Mit-Macher berichten : Wir sind Wikipedianer

Düsselorf (RPO). Täglich wächst die Zahl der Mitarbeiter des größten Online-Lexikons aller Zeiten. Schon jetzt bringen 40000 Bundesbürger unentgeltlich ihr Wissen ein. Wer sind sie? Was treibt sie an? Vier Macher berichten.

"Lyzzy" schreibt über Comiczeichner, "jha" fotografiert Kulturstätten, "Der Unfassbare" erklärt das Krefelder Kaiser-Wilhelm-Museum, und "Fossa" hat die Bandgeschichte der Sugababes verändert. Vier Namen, ein gemeinsames Hobby: Wikipedia, die Online-Enzyklopädie. Nie hat es eine größere gegeben, allein in Deutschland arbeiten 40000 Menschen in ihrer Freizeit daran. Unter ihnen gibt es einzelne schwarze Schafe, die mit falschen Angaben den Ruf des Lexikons beschädigen. Viele Macher aber stellen wie die Rheinländer Lyzzy, jha, Der Unfassbare und Fossa auf idealistische Weise Wissen bereit. Was treibt sie an?

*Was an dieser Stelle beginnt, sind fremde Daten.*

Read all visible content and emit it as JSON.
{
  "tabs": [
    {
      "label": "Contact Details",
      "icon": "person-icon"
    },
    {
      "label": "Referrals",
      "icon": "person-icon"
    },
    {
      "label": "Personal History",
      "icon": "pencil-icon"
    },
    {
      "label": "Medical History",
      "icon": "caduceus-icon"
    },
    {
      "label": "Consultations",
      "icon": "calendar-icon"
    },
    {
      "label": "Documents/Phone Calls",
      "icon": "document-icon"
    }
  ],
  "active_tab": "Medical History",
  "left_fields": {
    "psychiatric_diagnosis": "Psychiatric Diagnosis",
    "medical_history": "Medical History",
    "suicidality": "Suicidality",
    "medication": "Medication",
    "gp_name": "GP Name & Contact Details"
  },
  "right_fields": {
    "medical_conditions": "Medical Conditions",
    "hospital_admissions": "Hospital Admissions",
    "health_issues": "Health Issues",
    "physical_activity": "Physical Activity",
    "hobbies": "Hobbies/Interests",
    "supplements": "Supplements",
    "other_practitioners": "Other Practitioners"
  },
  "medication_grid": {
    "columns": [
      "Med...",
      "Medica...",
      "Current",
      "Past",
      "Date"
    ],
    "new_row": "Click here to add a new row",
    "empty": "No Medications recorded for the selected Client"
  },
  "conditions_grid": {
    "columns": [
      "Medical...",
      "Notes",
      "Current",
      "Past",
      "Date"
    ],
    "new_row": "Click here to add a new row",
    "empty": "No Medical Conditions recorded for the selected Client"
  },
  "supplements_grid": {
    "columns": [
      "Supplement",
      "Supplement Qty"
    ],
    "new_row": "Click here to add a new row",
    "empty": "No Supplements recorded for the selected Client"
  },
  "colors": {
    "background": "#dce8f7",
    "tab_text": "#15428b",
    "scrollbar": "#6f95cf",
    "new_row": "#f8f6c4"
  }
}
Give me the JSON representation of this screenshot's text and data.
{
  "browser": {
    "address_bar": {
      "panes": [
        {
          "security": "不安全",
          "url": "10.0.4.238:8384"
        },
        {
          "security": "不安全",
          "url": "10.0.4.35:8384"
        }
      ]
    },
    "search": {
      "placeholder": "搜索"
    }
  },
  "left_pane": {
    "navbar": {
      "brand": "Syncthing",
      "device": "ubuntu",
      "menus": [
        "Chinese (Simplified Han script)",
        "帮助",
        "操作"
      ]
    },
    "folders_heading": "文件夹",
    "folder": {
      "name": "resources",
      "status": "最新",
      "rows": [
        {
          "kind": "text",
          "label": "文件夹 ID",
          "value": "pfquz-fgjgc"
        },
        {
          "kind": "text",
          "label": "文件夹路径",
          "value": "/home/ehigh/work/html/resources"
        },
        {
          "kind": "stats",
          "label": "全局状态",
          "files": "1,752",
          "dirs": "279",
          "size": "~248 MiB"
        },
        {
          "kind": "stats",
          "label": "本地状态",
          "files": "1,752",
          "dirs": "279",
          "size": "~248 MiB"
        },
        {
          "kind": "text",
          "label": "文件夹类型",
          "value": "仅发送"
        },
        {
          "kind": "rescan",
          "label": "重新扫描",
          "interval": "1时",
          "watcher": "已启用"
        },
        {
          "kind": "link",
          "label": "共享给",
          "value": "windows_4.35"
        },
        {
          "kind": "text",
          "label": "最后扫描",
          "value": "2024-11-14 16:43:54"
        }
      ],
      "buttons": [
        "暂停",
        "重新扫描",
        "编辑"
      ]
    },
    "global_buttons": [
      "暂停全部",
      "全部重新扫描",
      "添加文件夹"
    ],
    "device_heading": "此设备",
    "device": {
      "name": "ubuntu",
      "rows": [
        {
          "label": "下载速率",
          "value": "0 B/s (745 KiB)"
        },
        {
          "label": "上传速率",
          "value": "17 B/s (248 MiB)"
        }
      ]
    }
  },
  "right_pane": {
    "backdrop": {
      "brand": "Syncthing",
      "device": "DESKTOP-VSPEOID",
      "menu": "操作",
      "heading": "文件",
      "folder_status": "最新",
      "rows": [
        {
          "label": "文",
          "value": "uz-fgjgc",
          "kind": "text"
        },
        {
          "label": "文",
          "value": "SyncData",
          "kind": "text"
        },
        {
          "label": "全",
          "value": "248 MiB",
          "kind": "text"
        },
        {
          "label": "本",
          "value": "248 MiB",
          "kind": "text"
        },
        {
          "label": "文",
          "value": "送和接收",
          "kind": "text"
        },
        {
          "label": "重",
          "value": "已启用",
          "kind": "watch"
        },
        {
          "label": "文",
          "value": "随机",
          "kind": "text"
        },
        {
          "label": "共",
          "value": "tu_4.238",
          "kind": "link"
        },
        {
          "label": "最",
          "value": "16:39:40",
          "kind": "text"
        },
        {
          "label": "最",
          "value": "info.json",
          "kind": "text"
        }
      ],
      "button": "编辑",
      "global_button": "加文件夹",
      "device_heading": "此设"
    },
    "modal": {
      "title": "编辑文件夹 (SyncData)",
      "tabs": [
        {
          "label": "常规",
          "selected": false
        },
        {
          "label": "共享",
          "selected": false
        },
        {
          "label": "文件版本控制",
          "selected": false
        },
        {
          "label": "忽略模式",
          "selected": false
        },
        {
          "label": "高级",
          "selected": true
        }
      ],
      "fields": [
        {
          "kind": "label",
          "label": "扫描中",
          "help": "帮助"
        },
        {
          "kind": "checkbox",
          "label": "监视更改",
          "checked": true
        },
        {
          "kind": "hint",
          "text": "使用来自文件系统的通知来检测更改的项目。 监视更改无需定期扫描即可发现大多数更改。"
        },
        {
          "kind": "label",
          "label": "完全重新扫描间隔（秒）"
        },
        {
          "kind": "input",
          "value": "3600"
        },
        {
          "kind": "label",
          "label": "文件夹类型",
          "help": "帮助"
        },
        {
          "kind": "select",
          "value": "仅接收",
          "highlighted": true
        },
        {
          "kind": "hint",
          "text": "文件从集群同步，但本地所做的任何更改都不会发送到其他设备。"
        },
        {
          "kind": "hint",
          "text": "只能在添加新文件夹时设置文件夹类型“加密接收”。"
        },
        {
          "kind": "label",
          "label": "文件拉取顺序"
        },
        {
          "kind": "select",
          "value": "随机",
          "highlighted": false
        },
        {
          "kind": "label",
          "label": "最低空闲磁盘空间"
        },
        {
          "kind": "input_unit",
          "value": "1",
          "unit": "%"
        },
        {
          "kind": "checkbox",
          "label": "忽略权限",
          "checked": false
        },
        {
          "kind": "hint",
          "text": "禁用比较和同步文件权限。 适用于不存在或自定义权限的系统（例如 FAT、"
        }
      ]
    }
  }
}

"Wikipedia gibt Bestätigung", sagt Lyzzy, die im wahren Leben Alice Wiegand (41) heißt und als Systemadministratorin für die Stadt Meerbusch arbeitet. 2004 stieß sie zur Wiki-Gemeinde, weil sie im Internet biografische Daten über den Künstler Luc Tuymans suchte und kaum Informationen fand. Prompt schrieb sie einen Artikel für Wikipedia.

Dafür besuchte sie die Ausstellung des Belgiers im Düsseldorfer K21 und recherchierte in Kunst-Büchern. Seitdem hat Alice Wiegand viele Beiträge über Comic-Künstler wie Peter Bagge und Baru, über Berliner Brot und die Geschichte von Haus Meer verfasst. "Es geht nicht darum, Sternchen für besonderen Fleiß zu sammeln", sagt sie. Es zähle die Achtung der Wikipedianer, die für gute Texte Lob aussprechen.

Nutzer diskutieren

Das funktioniert intern über eine Artikeldiskussion, die hinter jeder Seite liegt. Darin können Nutzer einen Kommentar abgeben. Manche merken weltverbesserlich ein fehlendes Komma an, andere äußern aggressiv ihre Meinung zu Artikeln wie George W. Bush. Weil das so ist, "möchte man schon die erste Version eines Artikels perfekt machen", sagt Alice Wiegand. Einen gewissen Suchtcharakter gesteht sie ihrem Hobby zu. Sie fühlt sich angetrieben von der Idee, etwas Eigenes in den großen Wissens-Pool einzubringen und einen bleibenden Wert zu schaffen. Mindestens zwei Stunden täglich recherchiert die Beamtin dafür.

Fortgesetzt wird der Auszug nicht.